Back then Deep Purple was fronted by David Coverdale, who later said that he became a good friend of the Australian group and they all laughed together about this story. The Hard Rock group even had Whitesnake as their opening act in the early 80s.
Yes
Angus Young defined in 1977 that seeing the Progressive Rock group Yes playing live was “boring”. “I don’t know anybody who’s gone to see any of those serious bands who’ve enjoyed it. They may say it was great, that the music was good, but somewhere during that set they were bored and were too scared to admit it. If I went to see somebody that was ‘musical’, I’d yawn my head off. I’d end up walking out to the bar. Bands like Yes would be a bore to see, unless they had some Sheila strippin’ off.”

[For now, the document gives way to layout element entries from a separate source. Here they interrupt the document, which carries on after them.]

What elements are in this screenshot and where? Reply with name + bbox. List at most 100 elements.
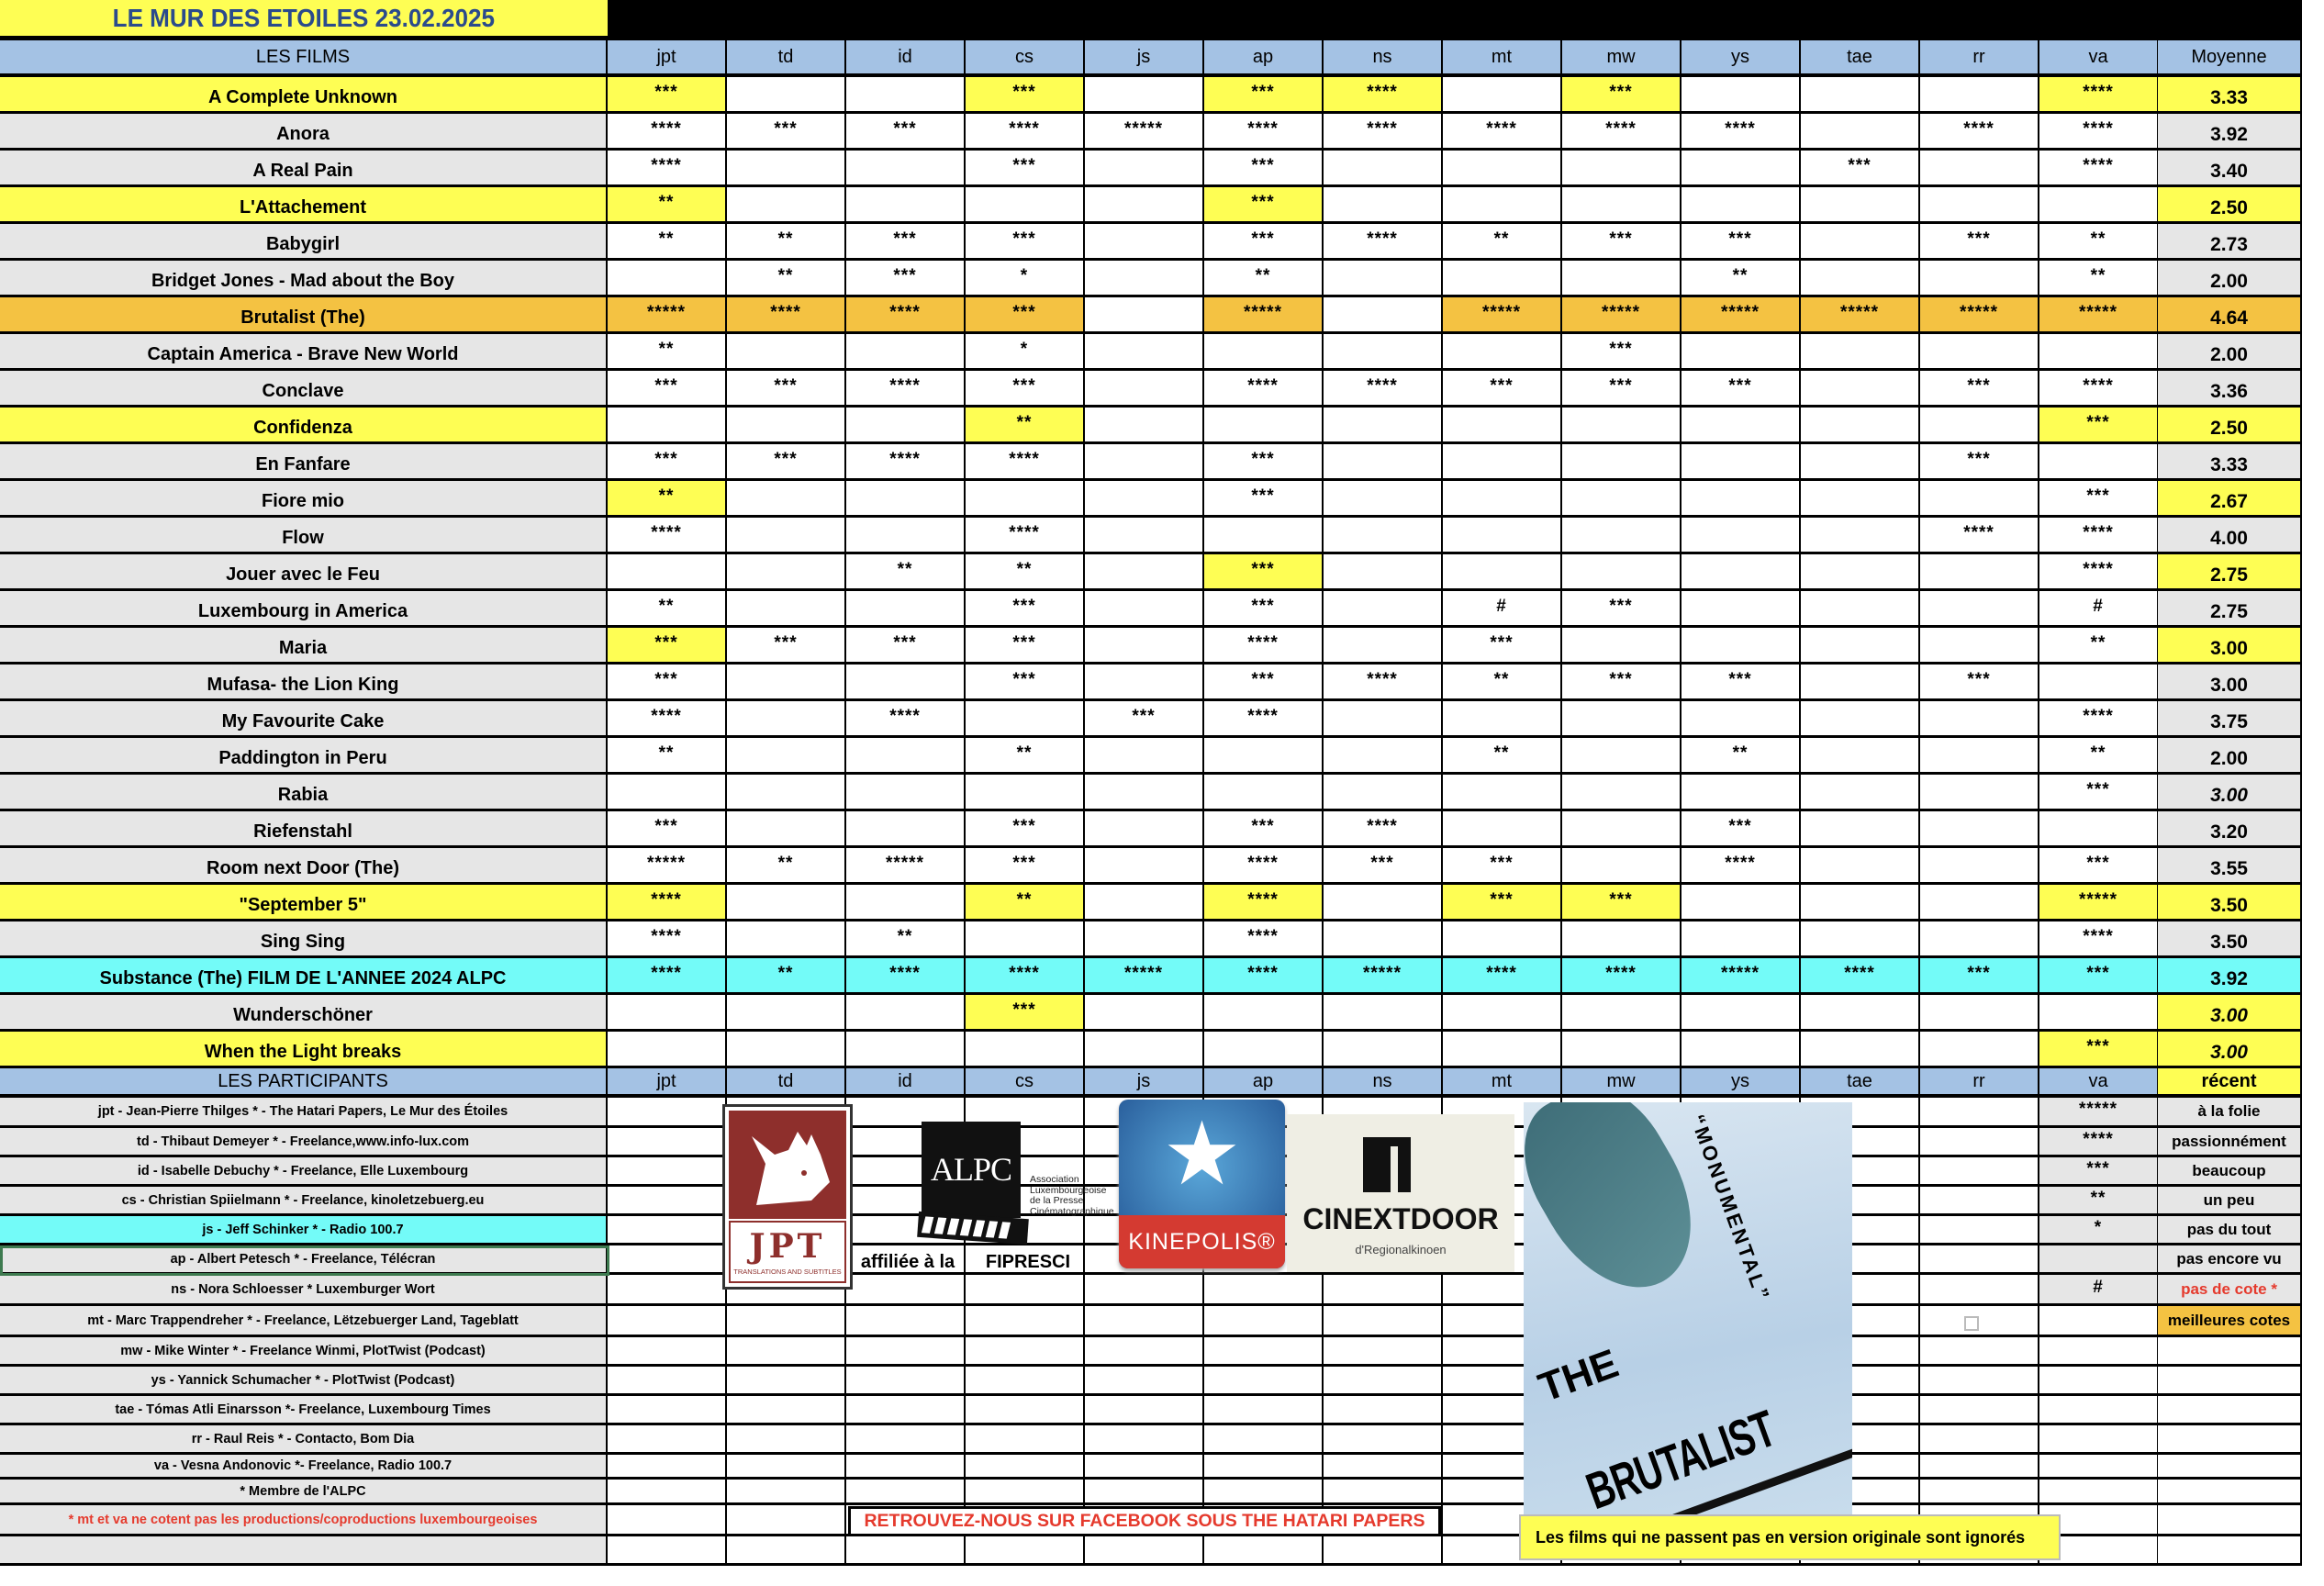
- rating-cell-tae[interactable]: [1801, 77, 1920, 114]
- film-title[interactable]: When the Light breaks: [0, 1032, 608, 1068]
- film-title[interactable]: L'Attachement: [0, 187, 608, 224]
- empty-cell[interactable]: [846, 1396, 966, 1425]
- rating-cell-cs[interactable]: [966, 481, 1085, 518]
- rating-cell-ns[interactable]: ****: [1324, 371, 1443, 408]
- empty-cell[interactable]: [608, 1098, 727, 1128]
- rating-cell-rr[interactable]: [1920, 775, 2039, 811]
- rating-cell-rr[interactable]: [1920, 77, 2039, 114]
- film-title[interactable]: Confidenza: [0, 408, 608, 444]
- rating-cell-js[interactable]: [1085, 738, 1204, 775]
- film-title[interactable]: My Favourite Cake: [0, 701, 608, 738]
- rating-cell-rr[interactable]: [1920, 591, 2039, 628]
- empty-cell[interactable]: [966, 1367, 1085, 1396]
- empty-cell[interactable]: [1920, 1128, 2039, 1157]
- rating-cell-mw[interactable]: ***: [1562, 371, 1682, 408]
- rating-cell-mw[interactable]: *****: [1562, 297, 1682, 334]
- rating-cell-td[interactable]: ***: [727, 114, 846, 151]
- rating-cell-ns[interactable]: [1324, 1032, 1443, 1068]
- rating-cell-ap[interactable]: **: [1204, 261, 1324, 297]
- rating-cell-mw[interactable]: ****: [1562, 958, 1682, 995]
- rating-cell-ns[interactable]: [1324, 408, 1443, 444]
- rating-cell-jpt[interactable]: ****: [608, 921, 727, 958]
- rating-cell-mt[interactable]: [1443, 921, 1562, 958]
- rating-cell-ys[interactable]: [1682, 885, 1801, 921]
- rating-cell-jpt[interactable]: ****: [608, 701, 727, 738]
- film-title[interactable]: Flow: [0, 518, 608, 554]
- rating-cell-mw[interactable]: ***: [1562, 665, 1682, 701]
- rating-cell-jpt[interactable]: [608, 775, 727, 811]
- rating-cell-cs[interactable]: [966, 775, 1085, 811]
- rating-cell-cs[interactable]: ***: [966, 811, 1085, 848]
- rating-cell-cs[interactable]: **: [966, 885, 1085, 921]
- empty-cell[interactable]: [727, 1396, 846, 1425]
- film-title[interactable]: Substance (The) FILM DE L'ANNEE 2024 ALP…: [0, 958, 608, 995]
- rating-cell-ap[interactable]: [1204, 408, 1324, 444]
- rating-cell-cs[interactable]: [966, 187, 1085, 224]
- rating-cell-mw[interactable]: [1562, 921, 1682, 958]
- empty-cell[interactable]: [1085, 1275, 1204, 1306]
- rating-cell-tae[interactable]: [1801, 811, 1920, 848]
- rating-cell-mt[interactable]: [1443, 334, 1562, 371]
- rating-cell-js[interactable]: [1085, 591, 1204, 628]
- rating-cell-mw[interactable]: [1562, 187, 1682, 224]
- rating-cell-va[interactable]: ***: [2039, 958, 2159, 995]
- rating-cell-ap[interactable]: ****: [1204, 628, 1324, 665]
- rating-cell-va[interactable]: ***: [2039, 848, 2159, 885]
- rating-cell-ns[interactable]: [1324, 738, 1443, 775]
- rating-cell-tae[interactable]: *****: [1801, 297, 1920, 334]
- empty-cell[interactable]: [1324, 1337, 1443, 1367]
- rating-cell-va[interactable]: ***: [2039, 481, 2159, 518]
- rating-cell-jpt[interactable]: ***: [608, 811, 727, 848]
- empty-cell[interactable]: [1920, 1157, 2039, 1187]
- rating-cell-js[interactable]: ***: [1085, 701, 1204, 738]
- rating-cell-ap[interactable]: ****: [1204, 921, 1324, 958]
- film-title[interactable]: Rabia: [0, 775, 608, 811]
- film-title[interactable]: Brutalist (The): [0, 297, 608, 334]
- rating-cell-ap[interactable]: [1204, 775, 1324, 811]
- empty-cell[interactable]: [1204, 1367, 1324, 1396]
- empty-cell[interactable]: [727, 1337, 846, 1367]
- rating-cell-id[interactable]: [846, 775, 966, 811]
- rating-cell-ys[interactable]: [1682, 187, 1801, 224]
- rating-cell-tae[interactable]: [1801, 224, 1920, 261]
- rating-cell-ns[interactable]: [1324, 151, 1443, 187]
- empty-cell[interactable]: [608, 1367, 727, 1396]
- rating-cell-id[interactable]: **: [846, 921, 966, 958]
- rating-cell-ns[interactable]: [1324, 554, 1443, 591]
- rater-column-header-ap[interactable]: ap: [1204, 40, 1324, 77]
- rating-cell-mw[interactable]: ****: [1562, 114, 1682, 151]
- rating-cell-mt[interactable]: ***: [1443, 628, 1562, 665]
- rating-cell-rr[interactable]: [1920, 701, 2039, 738]
- rating-cell-mw[interactable]: [1562, 481, 1682, 518]
- rating-cell-tae[interactable]: [1801, 334, 1920, 371]
- rating-cell-va[interactable]: [2039, 995, 2159, 1032]
- rating-cell-va[interactable]: [2039, 811, 2159, 848]
- rating-cell-jpt[interactable]: **: [608, 738, 727, 775]
- rating-cell-tae[interactable]: [1801, 408, 1920, 444]
- film-title[interactable]: Wunderschöner: [0, 995, 608, 1032]
- rating-cell-tae[interactable]: [1801, 518, 1920, 554]
- rating-cell-mt[interactable]: [1443, 995, 1562, 1032]
- rating-cell-id[interactable]: [846, 738, 966, 775]
- empty-cell[interactable]: [608, 1505, 727, 1536]
- rating-cell-va[interactable]: ****: [2039, 114, 2159, 151]
- empty-cell[interactable]: [1324, 1425, 1443, 1455]
- rating-cell-ap[interactable]: ***: [1204, 151, 1324, 187]
- empty-cell[interactable]: [1085, 1455, 1204, 1480]
- rating-cell-id[interactable]: ****: [846, 701, 966, 738]
- rating-cell-ap[interactable]: ***: [1204, 591, 1324, 628]
- rating-cell-ns[interactable]: [1324, 921, 1443, 958]
- rating-cell-td[interactable]: ***: [727, 371, 846, 408]
- rating-cell-td[interactable]: [727, 77, 846, 114]
- empty-cell[interactable]: [1920, 1275, 2039, 1306]
- rating-cell-cs[interactable]: ***: [966, 995, 1085, 1032]
- rating-cell-cs[interactable]: **: [966, 408, 1085, 444]
- rating-cell-mt[interactable]: [1443, 701, 1562, 738]
- rating-cell-cs[interactable]: ****: [966, 518, 1085, 554]
- empty-cell[interactable]: [1920, 1187, 2039, 1216]
- empty-cell[interactable]: [1085, 1367, 1204, 1396]
- rating-cell-ap[interactable]: ***: [1204, 811, 1324, 848]
- empty-cell[interactable]: [1920, 1425, 2039, 1455]
- rating-cell-td[interactable]: [727, 1032, 846, 1068]
- film-title[interactable]: Anora: [0, 114, 608, 151]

“Well, even then, Hawkwind done that! That shows ya what they gotta resort to and yet people take them seriously. Yes would probably come on with a fantastic light show. I’ve never seen them, but they probably use a light show to cover up that they’re bored. Their music is borin’, and they’re not makin’ people jump!” Angus Young told Classic Rock magazine.

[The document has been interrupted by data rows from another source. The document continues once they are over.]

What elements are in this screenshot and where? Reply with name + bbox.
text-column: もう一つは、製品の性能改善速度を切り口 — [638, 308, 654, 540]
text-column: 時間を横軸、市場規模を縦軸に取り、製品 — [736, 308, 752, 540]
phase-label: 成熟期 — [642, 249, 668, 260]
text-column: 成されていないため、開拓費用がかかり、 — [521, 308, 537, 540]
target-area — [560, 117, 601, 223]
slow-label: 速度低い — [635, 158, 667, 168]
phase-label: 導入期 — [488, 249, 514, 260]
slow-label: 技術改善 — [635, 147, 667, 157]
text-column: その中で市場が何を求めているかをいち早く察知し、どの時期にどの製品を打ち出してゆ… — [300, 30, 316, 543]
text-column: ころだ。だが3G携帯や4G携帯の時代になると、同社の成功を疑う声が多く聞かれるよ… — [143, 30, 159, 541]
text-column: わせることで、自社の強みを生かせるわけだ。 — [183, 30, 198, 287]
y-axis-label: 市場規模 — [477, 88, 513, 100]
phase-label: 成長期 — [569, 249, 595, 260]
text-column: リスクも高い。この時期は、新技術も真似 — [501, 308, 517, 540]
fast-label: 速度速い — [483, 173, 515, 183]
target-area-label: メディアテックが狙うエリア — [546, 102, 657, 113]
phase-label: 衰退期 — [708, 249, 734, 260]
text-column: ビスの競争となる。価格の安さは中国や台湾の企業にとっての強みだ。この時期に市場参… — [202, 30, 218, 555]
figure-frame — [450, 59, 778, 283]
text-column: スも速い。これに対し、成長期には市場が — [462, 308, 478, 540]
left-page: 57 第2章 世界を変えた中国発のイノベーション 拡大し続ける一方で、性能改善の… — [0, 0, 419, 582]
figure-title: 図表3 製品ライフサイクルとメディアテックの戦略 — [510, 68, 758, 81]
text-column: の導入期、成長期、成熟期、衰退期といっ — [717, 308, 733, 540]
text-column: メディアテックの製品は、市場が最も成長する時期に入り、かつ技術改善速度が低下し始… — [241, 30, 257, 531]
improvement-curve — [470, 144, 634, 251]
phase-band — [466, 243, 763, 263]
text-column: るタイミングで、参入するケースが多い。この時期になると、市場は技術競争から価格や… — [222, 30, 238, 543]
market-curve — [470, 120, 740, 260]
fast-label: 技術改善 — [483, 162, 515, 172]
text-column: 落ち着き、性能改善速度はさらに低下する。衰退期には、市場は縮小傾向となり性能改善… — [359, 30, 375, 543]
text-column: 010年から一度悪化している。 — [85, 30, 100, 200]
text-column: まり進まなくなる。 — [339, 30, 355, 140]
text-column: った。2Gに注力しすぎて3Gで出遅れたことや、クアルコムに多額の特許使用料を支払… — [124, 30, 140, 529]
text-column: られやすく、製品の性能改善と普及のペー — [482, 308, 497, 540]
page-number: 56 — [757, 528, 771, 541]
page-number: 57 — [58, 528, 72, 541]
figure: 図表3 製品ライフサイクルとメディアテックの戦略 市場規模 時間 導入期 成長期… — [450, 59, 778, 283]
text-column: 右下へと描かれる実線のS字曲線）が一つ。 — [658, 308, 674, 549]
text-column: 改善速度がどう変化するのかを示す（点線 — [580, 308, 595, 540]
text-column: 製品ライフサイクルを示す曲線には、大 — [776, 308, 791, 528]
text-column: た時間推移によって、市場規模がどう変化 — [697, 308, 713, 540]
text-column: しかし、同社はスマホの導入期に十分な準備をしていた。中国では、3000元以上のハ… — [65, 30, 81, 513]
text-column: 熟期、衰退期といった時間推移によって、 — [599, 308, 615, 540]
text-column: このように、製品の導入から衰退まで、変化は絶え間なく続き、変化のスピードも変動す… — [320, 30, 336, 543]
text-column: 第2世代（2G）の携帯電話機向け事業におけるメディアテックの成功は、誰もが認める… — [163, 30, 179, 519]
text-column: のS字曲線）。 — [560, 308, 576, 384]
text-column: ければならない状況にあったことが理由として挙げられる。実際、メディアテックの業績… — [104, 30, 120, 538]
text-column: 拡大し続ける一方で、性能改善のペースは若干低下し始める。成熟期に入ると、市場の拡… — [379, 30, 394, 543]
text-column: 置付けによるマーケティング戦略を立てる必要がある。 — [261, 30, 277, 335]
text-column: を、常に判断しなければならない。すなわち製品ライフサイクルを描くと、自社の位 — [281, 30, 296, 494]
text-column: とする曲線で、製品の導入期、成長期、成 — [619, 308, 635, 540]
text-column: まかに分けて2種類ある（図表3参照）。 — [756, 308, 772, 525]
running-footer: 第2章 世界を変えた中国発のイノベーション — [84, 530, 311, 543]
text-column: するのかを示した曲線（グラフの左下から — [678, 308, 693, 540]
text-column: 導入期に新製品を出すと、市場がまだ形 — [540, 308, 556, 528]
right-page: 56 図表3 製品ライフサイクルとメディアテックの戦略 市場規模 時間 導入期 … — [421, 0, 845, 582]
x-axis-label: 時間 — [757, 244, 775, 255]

With Jon Anderson on vocals, Yes was formed in 1968, six years before AC/DC, and became one of the most influential Prog Rock groups of all time. By 1977, when Angus mentioned them they had already released classic albums like “Fragile” (1971) and “Close to the Edge” (1972).

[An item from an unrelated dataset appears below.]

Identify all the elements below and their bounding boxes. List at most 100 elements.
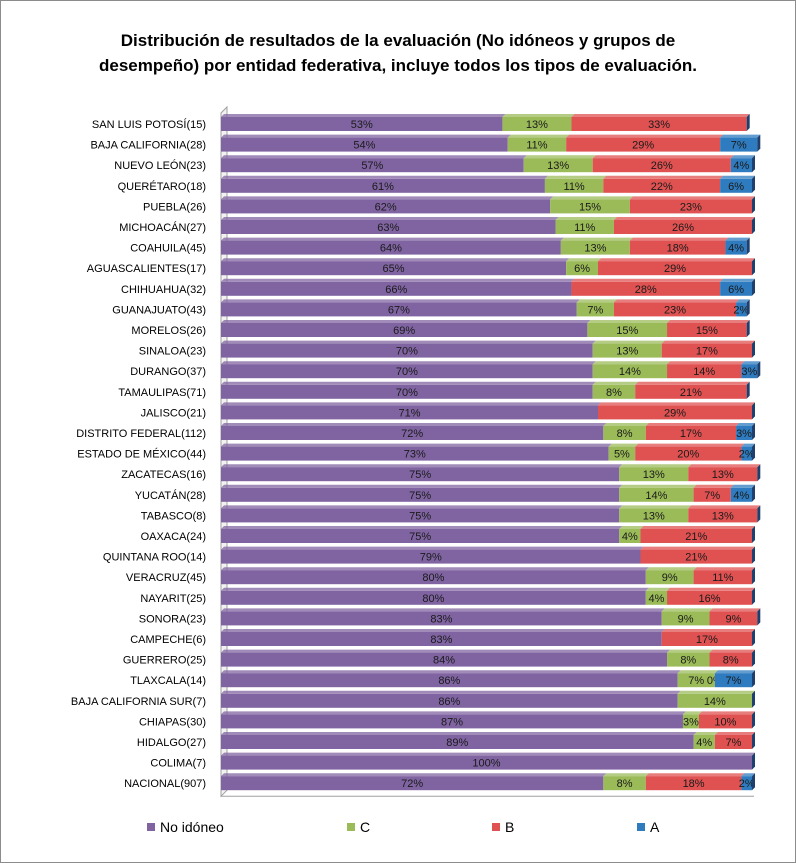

Like the Australian group, Yes also changed their line-up several times over the decades. Until 2025 they have released 23 studio albums, the most recent one was “Mirror to The Sky” in 2023. Their only current classics members are the guitarist Steve Howe and the keyboardist Geoff Downes.
The Ramones
One of the most important Punk Rock bands of all time, The Ramones, were also criticized by Young back in the 70s. He wasn’t happy with the Punk movement and felt like they were just trying to copy bands like The Small Faces. “They’re not punk, they’re just shite,” he told Double J about the groups he saw in England. Then he talked about the American band: “You’ve got the Ramones and all that. They’re all trying to do a Small Faces thing”.
“I don’t know if you remember when Steve Marriott used to come on and wipe his nose and spit in his hand and throw it at some punter, generally be an arse, pour beer over the crowd and the whole thing like that. They can do all that. It’s pretty easy for a guy to go up there and do all that, but they can’t play. Everyone knows at that time Steve Marriott could sing and the band, the Small Faces, could play. Well the bands there now can’t play and they can’t sing.”
Angus Young continued:
“They’ve got nothing going for them except the visual thing. The Ramones, I only heard them once, I heard a song and it did nothing. It seemed to me like the first band I was ever in and I’m sure even that was better. And was when I was 12,” Angus Young said.
A few decades later Angus explained to Kerrang why he was not connected with Punk music. According to him, the lyrics were very political and they were singing about things he didn’t understand. The late Ramones vocalist and lyricist Joey Ramone was a huge fan of AC/DC and even called them many times one of his favorite bands.
Both bands curiously, were one of the few Rock groups who composed songs for movies inspired by Stephen King’s books. AC/DC wrote “Who Made Who” and other tracks for “Maximum Overdrive” (1986) and Ramones “Pet Semetary” for the movie of the same name released in 1989.